RÉFLEXIONS pour Dt 1:1-46 — le 9 juillet 2021

RÉFLEXIONS pour Dt 1:1-46

Le livre du Deutéronome commence par une longue introduction historique. Dans sa première partie, au premier chapitre du livre, il est fait une mention particulière du choix par le peuple de juges que Moïse bénit pour la tâche que leurs compagnons de tribu leur confient. On voit ici le lien entre la volonté de Dieu, Son dessein et sa réalisation, d’une part, et la liberté humaine, avec la responsabilité qu’elle implique, d’autre part. En effet, que signifiait pour le peuple le fait de choisir des juges appelés à résoudre les différends ? Avant tout, la responsabilité devant Dieu du choix effectué. Il s’agit en effet d’une société patriarcale et clanique, où il n’existe ni police ni huissiers pour faire exécuter la décision prise par le juge.

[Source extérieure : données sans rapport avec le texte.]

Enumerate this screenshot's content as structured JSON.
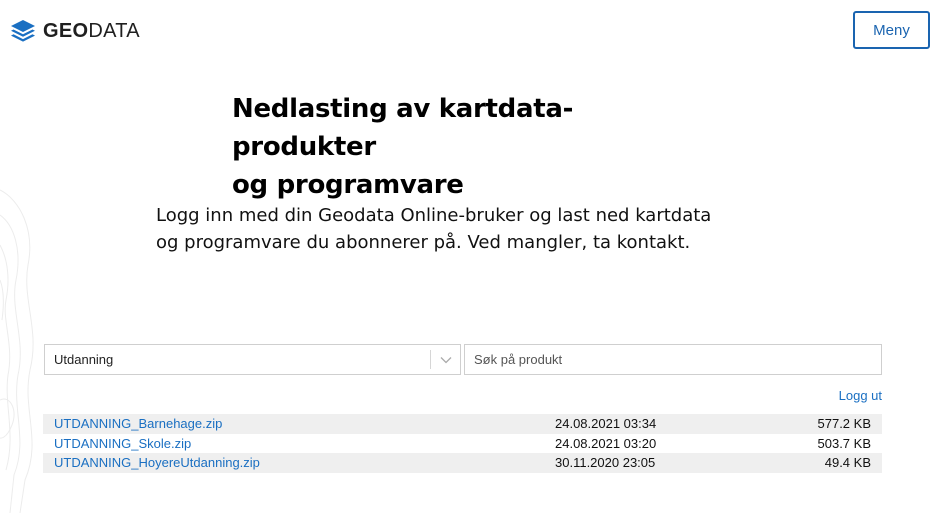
{
  "header": {
    "logo": {
      "bold": "GEO",
      "light": "DATA",
      "icon": "layers-stack-icon",
      "color": "#1a6fc2"
    },
    "menu_label": "Meny"
  },
  "hero": {
    "title_line1": "Nedlasting av kartdata-produkter",
    "title_line2": "og programvare",
    "intro": "Logg inn med din Geodata Online-bruker og last ned kartdata og programvare du abonnerer på. Ved mangler, ta kontakt."
  },
  "filters": {
    "category_selected": "Utdanning",
    "search_placeholder": "Søk på produkt",
    "search_value": ""
  },
  "logout_label": "Logg ut",
  "files": [
    {
      "name": "UTDANNING_Barnehage.zip",
      "date": "24.08.2021 03:34",
      "size": "577.2 KB"
    },
    {
      "name": "UTDANNING_Skole.zip",
      "date": "24.08.2021 03:20",
      "size": "503.7 KB"
    },
    {
      "name": "UTDANNING_HoyereUtdanning.zip",
      "date": "30.11.2020 23:05",
      "size": "49.4 KB"
    }
  ],
  "colors": {
    "accent": "#1a6fc2",
    "button_border": "#1a64b0",
    "row_alt": "#efefef"
  }
}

L’exécution ne pouvait être que volontaire—ou forcée, mais dans ce cas les compagnons de tribu et les membres du clan du récalcitrant auraient dû le contraindre à se soumettre à la décision de justice. Sinon, celle-ci serait restée sans effet et, tôt ou tard, l’anarchie aurait remplacé une bonne administration de la justice. Nous avons ici une démocratie directe dépourvue de toute institution particulière de coercition publique, du moins en ce qui concerne le pouvoir judiciaire.

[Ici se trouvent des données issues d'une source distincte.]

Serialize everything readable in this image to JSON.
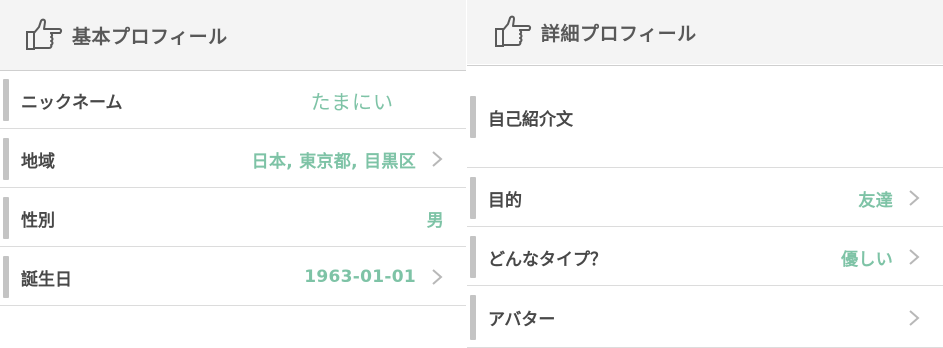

En outre, le pouvoir judiciaire créé à l’initiative de Moïse n’était pas traditionnel : il n’était ni consacré ni soutenu par les normes du droit coutumier propres à toute société tribale. Les institutions tribales traditionnelles appartenaient à un ethos social tout aussi traditionnel ; leur obéir supposait de suivre des schémas sociopsychologiques et des modèles de comportement connus, sans exiger de prise de conscience.

L’institution des juges proposée au peuple par Moïse ne rentrait pas dans les cadres traditionnels. Il fallait ici un choix conscient et une responsabilité tout aussi consciente pour ce choix. Une responsabilité avant tout devant Dieu—le Dieu de Moïse, qui devenait désormais aussi le Dieu de tout le peuple. Il le devenait non plus seulement en paroles, mais en actes, car le choix des juges comme l’obéissance à leurs décisions étaient précisément des actes, les actes d’hommes libres exerçant leur liberté devant Dieu.